A sentence depleted of its power is a sad situation, and an avoidable one.
One of the chief reasons sentences find themselves in a weakened state is the inclusion of adverbs. Not all adverbs are bad. We just have a tendency to use far too many of them.
Adverbs typically end in “ly” and can be any words that modify verbs and adjectives. Or, as Strunk & White put it in their historic writing guide The Elements of Style: “Adverbs are easy to build. Take an adjective or a participle, add –ly, and behold! you have an adverb. But you’d probably be better off without it.”
Here’s a few of many adverbs that receive widespread overuse.
Totally
Really
Hopefully
Usually
Probably
Shortly
Extremely
No less an authority than William Zinsser, author of the classic On Writing Well, one of the bestselling writing books of all time, says that most adverbs are unnecessary, and they clutter sentences and annoy readers.
So let’s review two examples that demonstrate how the adverb can take the wind out of sentence, followed by the same sentence stripped of the offending adverb.
The radio blared loudly.
The radio blared.The IT department’s rapid deployment force raced quickly to the crashing server farm.
The IT department’s rapid deployment force raced to the crashing server farm.
The problem with using the adverb “loudly” is evident.

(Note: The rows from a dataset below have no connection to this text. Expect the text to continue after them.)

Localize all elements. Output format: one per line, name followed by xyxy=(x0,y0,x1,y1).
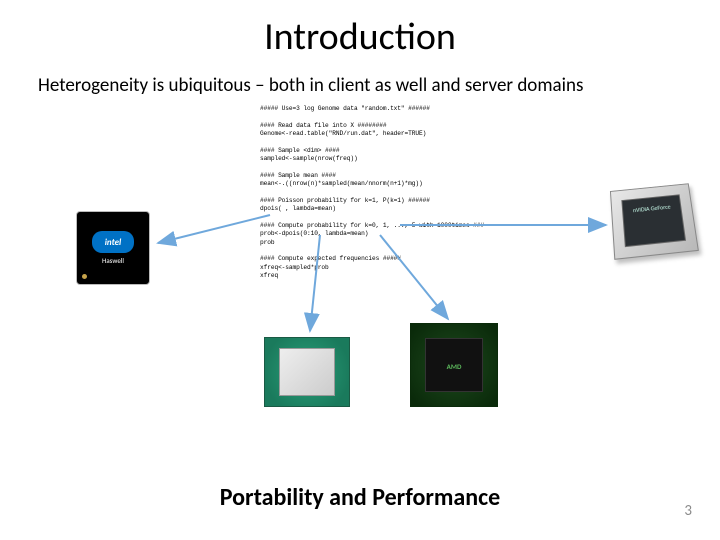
chip-generic xyxy=(264,337,350,407)
code-line: #### Compute expected frequencies ##### xyxy=(260,255,405,262)
code-block: ##### Use=3 log Genome data "random.txt"… xyxy=(260,105,500,281)
intel-logo: intel xyxy=(92,231,134,253)
chip-corner-dot xyxy=(82,274,87,279)
nvidia-label: nVIDIA GeForce xyxy=(628,202,676,214)
slide-subtitle: Heterogeneity is ubiquitous – both in cl… xyxy=(0,60,720,97)
bottom-caption: Portability and Performance xyxy=(0,483,720,512)
code-line: #### Compute probability for k=0, 1, ...… xyxy=(260,222,484,229)
diagram-area: ##### Use=3 log Genome data "random.txt"… xyxy=(0,105,720,465)
chip-intel: intel Haswell xyxy=(76,211,150,285)
code-line: #### Read data file into X ######## xyxy=(260,122,386,129)
code-line: sampled<-sample(nrow(freq)) xyxy=(260,155,358,162)
code-line: Genome<-read.table("RND/run.dat", header… xyxy=(260,130,426,137)
code-line: mean<-.((nrow(n)*sampled(mean/nnorm(n+1)… xyxy=(260,180,423,187)
code-line: #### Sample <dim> #### xyxy=(260,147,340,154)
code-line: xfreq<-sampled*prob xyxy=(260,264,329,271)
chip-amd: AMD xyxy=(410,323,498,407)
code-line: #### Sample mean #### xyxy=(260,172,336,179)
slide-title: Introduction xyxy=(0,0,720,60)
code-line: prob xyxy=(260,239,274,246)
code-line: xfreq xyxy=(260,272,278,279)
code-line: ##### Use=3 log Genome data "random.txt"… xyxy=(260,105,430,112)
code-line: dpois( , lambda=mean) xyxy=(260,205,336,212)
page-number: 3 xyxy=(684,502,692,520)
code-line: #### Poisson probability for k=1, P(k=1)… xyxy=(260,197,430,204)
chip-nvidia: nVIDIA GeForce xyxy=(610,183,699,260)
code-line: prob<-dpois(0:10, lambda=mean) xyxy=(260,230,368,237)
intel-subtitle: Haswell xyxy=(102,256,124,265)
amd-label: AMD xyxy=(411,362,497,371)
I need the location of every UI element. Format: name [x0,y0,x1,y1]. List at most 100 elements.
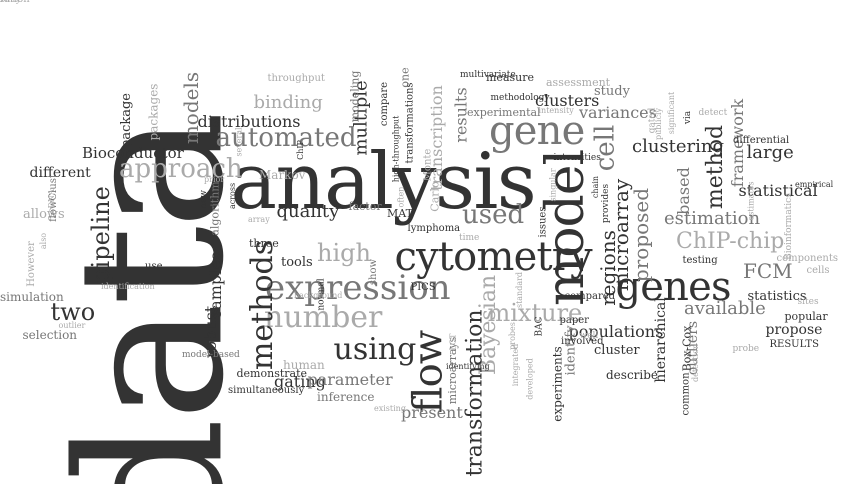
word-significant: significant [667,91,677,135]
word-cells: cells [806,265,830,276]
word-paper: paper [559,315,589,326]
word-clustering: clustering [632,136,725,157]
word-three: three [249,236,279,250]
word-analysis: analysis [230,137,537,227]
word-cluster: cluster [594,342,640,358]
word-variances: variances [579,103,657,122]
word-modeling: modeling [348,70,362,122]
word-provides: provides [600,183,611,223]
word-demonstrate: demonstrate [236,366,308,380]
word-compared: compared [564,291,616,302]
word-high: high [317,239,371,267]
word-results-caps: RESULTS [769,339,819,350]
word-distribution: distribution [0,0,30,5]
word-bioconductor: Bioconductor [82,143,184,162]
word-package: package [118,92,134,148]
word-experimental: experimental [467,105,541,119]
word-integrated: integrated [511,343,521,387]
word-also: also [39,232,49,250]
word-two: two [50,298,96,326]
word-however: However [25,241,37,287]
word-high-throughput: high-throughput [390,115,400,183]
word-chip-chip: ChIP-chip [676,229,785,254]
word-fcm: FCM [743,259,793,283]
word-bioinformatics: Bioinformatics [783,192,794,260]
word-testing: testing [682,255,718,266]
word-distributions: distributions [197,112,301,131]
word-pics: PICS [410,282,436,293]
word-different: different [29,165,91,181]
word-background: background [294,291,343,300]
word-estimates: estimates [746,181,756,221]
word-issues: issues [536,206,548,238]
word-mixture: mixture [487,299,583,327]
word-algorithm: algorithm [208,180,222,236]
word-pipeline: pipeline [86,186,115,284]
word-tools: tools [281,254,313,270]
word-variability: variability [0,0,20,4]
word-probe: probe [732,343,760,354]
word-selection: selection [22,328,78,342]
word-carlo: Carlo [428,180,442,212]
word-expression: expression [265,268,451,308]
word-cytometry: cytometry [394,234,593,280]
word-cdna: cDNA [46,189,56,213]
word-quality: quality [276,201,340,222]
word-across: across [228,182,238,210]
word-large: large [746,142,794,163]
word-models: models [179,71,204,145]
word-inference: inference [317,390,375,404]
word-detect: detect [698,107,728,118]
word-automated: automated [215,123,357,153]
word-bac: BAC [534,316,545,336]
word-chip: ChIP [295,140,305,160]
word-intensity: intensity [538,106,574,115]
word-estimation: estimation [664,208,761,229]
word-publicly: publicly [654,107,664,141]
word-array: array [248,215,270,224]
word-number: number [264,300,383,335]
word-model-based: model-based [182,349,240,360]
word-existing: existing [374,404,406,413]
word-throughput: throughput [267,73,325,84]
word-developed: developed [525,358,535,400]
word-identification: identification [101,282,155,291]
word-show: show [368,258,380,286]
word-simulation: simulation [0,290,64,304]
word-approach: approach [119,154,243,184]
word-transformation: transformation [462,309,488,477]
word-popular: popular [784,309,828,323]
word-identify: identify [563,324,579,376]
word-gene: gene [489,108,585,154]
word-multivariate: multivariate [460,69,516,80]
word-experiments: experiments [550,346,565,422]
word-statistical: statistical [738,181,818,200]
word-monte: Monte [421,148,433,182]
word-identifying: identifying [446,362,490,371]
word-allows: allows [23,206,65,222]
word-sites: sites [797,296,819,307]
word-differential: differential [733,135,790,146]
word-compare: compare [379,81,391,127]
word-chain: chain [591,175,601,199]
word-genes: genes [615,264,732,310]
word-prior: prior [204,175,225,184]
word-detection: detection [691,343,701,383]
word-lgt: LGT [448,333,458,351]
word-describe: describe [606,368,659,382]
word-lymphoma: lymphoma [407,223,461,234]
word-components: components [776,253,838,264]
word-human: human [283,358,325,372]
word-methods: methods [245,239,281,371]
word-transformations: transformations [404,82,416,164]
word-gating: gating [274,372,326,391]
word-measure: measure [486,70,534,84]
word-empirical: empirical [795,180,834,189]
word-samples: samples [205,252,225,318]
word-study: study [594,83,630,99]
word-involved: involved [561,336,604,347]
word-several: several [234,127,244,157]
word-often: often [395,186,405,208]
word-proposed: proposed [629,187,654,283]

It robs a strong, accurate verb of its power. If the radio “blared” it goes without saying that it was loud. The definition of blare is “to emit a loud, raucous sound.”
Ditto for our second example. If IT employees “raced” to the scene they were obviously moving “quickly.”
We don’t need such redundancy in our writing. The revised versions of these sentences also read better because they’re tighter and faster.
Fast, aerodynamic writing something we should all strive to produce.